Le CADO, ou comment donner un sens à la vie de personnes handicapées
Tout le monde a besoin d'une forme de travail ou d'une autre. S'atteler et s'appliquer à une tâche donnée, quelle qu'elle soit, est une source de stabilité mentale.
Pour les personnes atteintes d'une déficience mentale, c'est un besoin encore plus important. Voilà pourquoi le Centre artistique d'aide à la déficience mentale de l'Outaouais (CADO) offre un service essentiel à ses membres.
Une cinquantaine d'handicapés mentaux travaillent du lundi au vendredi au CADO. Ils préparent divers objets artisanaux et travaillent sur des contrats de fournisseurs. Par exemple l'empaquetage de serviettes et d'ustensiles en plastique. Pour certains, il s'agirait d'une tâche terriblement ardue et monotone. Mais pour les artisans du CADO, c'est leur raison de se lever le matin, comme l'explique le directeur du centre, Yves Caron. «Ils ont beaucoup de fierté à venir travailler ici. Pour eux, c'est un travail très sérieux. Certains ne veulent même pas prendre de vacances!»

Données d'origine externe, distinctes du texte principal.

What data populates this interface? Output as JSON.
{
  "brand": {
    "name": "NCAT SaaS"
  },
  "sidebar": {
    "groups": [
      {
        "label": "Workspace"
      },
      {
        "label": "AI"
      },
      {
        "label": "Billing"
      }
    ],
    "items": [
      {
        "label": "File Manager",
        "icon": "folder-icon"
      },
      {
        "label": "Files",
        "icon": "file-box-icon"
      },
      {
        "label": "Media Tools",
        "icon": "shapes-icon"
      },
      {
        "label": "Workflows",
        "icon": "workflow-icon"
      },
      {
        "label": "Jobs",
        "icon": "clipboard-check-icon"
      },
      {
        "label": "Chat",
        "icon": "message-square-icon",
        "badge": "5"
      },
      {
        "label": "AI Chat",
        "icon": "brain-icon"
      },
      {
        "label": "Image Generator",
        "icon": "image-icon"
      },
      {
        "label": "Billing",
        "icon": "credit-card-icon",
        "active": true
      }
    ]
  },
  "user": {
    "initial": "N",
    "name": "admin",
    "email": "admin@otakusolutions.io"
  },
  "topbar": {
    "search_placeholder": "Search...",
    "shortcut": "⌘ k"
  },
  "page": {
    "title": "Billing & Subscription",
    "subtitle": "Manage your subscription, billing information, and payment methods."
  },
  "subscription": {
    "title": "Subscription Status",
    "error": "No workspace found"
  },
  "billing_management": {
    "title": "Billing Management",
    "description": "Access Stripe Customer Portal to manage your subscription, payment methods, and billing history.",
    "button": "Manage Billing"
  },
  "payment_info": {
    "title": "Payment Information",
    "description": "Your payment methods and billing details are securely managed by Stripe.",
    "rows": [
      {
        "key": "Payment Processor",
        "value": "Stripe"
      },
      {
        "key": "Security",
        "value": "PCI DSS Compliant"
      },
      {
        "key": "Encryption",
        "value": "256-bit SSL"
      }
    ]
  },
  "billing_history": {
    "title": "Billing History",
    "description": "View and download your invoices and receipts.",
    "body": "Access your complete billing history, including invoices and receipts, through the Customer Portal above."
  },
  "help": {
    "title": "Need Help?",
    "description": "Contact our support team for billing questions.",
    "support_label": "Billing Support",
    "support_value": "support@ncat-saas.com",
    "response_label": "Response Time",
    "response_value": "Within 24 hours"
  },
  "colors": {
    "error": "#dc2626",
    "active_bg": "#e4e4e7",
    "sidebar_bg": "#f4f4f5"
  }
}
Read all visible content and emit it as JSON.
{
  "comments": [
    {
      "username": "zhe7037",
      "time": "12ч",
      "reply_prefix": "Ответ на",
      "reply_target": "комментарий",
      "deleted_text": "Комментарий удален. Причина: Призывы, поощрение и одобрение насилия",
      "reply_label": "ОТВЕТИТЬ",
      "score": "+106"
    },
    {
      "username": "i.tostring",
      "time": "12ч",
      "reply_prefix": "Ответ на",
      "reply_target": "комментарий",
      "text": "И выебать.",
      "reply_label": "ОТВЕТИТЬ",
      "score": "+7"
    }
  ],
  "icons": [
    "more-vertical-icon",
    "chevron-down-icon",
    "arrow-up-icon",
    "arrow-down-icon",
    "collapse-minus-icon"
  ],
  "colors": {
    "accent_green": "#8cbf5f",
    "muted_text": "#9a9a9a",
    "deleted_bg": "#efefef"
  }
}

«Nous remarquons souvent des changements dans le comportement des artisans», poursuit M. Caron. Les membres du CADO sont regroupés en équipe de neuf, et sont assignés à un éducateur. Le lien personnel qui se crée entre le travailleur et chacune des personnes de l'équipe est primordial. Les personnes atteintes de déficience ont éminemment besoin de savoir qu'ils peuvent faire confiance à quelqu'un.
Le CADO devient pour elles une seconde famille. Le centre leur donne un environnement dans lequel elles se sentent utiles. Certaines personnes sont d'ailleurs très enthousiastes à prendre part aux tâches ménagères. C'est bien simple, M. Caron est certain que le centre a le taux d'absentéisme le plus bas de toute la région! «La seule raison pour laquelle nos artisans ne viennent pas, c'est s’ils sont malades. Autrement, ils sont toujours très motivés à venir travailler.»
Au sein d'une entreprise normale, une personne déficiente est forcée à prendre le pas. Le CADO, par contre, peut se permettre d'être flexible, et de répondre aux besoins de chacun de ses membres. «Si quelqu'un n'a pas envie de travailler, on lui propose de se reposer ou de faire autre chose. Nous n'avons pas d'objectifs de production à atteindre, il n'y a pas de pression sur les épaules de nos employés», explique M. Caron.
Le centre doit dépendre des résultats de ses campagnes de financement pour pouvoir offrir ses services. En plus de la vente de produits artisanaux, le CADO organise, entre autres, un tournoi de golf et une collecte de sous noirs, cette dernière prise en charge par les membres du centre eux-mêmes.
Le conseil d'administration du CADO est formé d'un groupe de bénévoles. M. Caron lui-même est un employé d'Hydro-Québec à la retraite. Cela fait 10 ans qu'il travaille avec les handicapés.
Le CADO est présentement l'objet d'une étude d'un chercheur de l'Université du Québec en Outaouais. Les recherches, qui devraient aboutir d'ici deux ans, visent à prouver l'importance d'un organisme comme le CADO au sein de la communauté. L'éventuelle accréditation permettrait au centre d'accueillir plus de gens, en plus de pouvoir leur offrir un véritable salaire.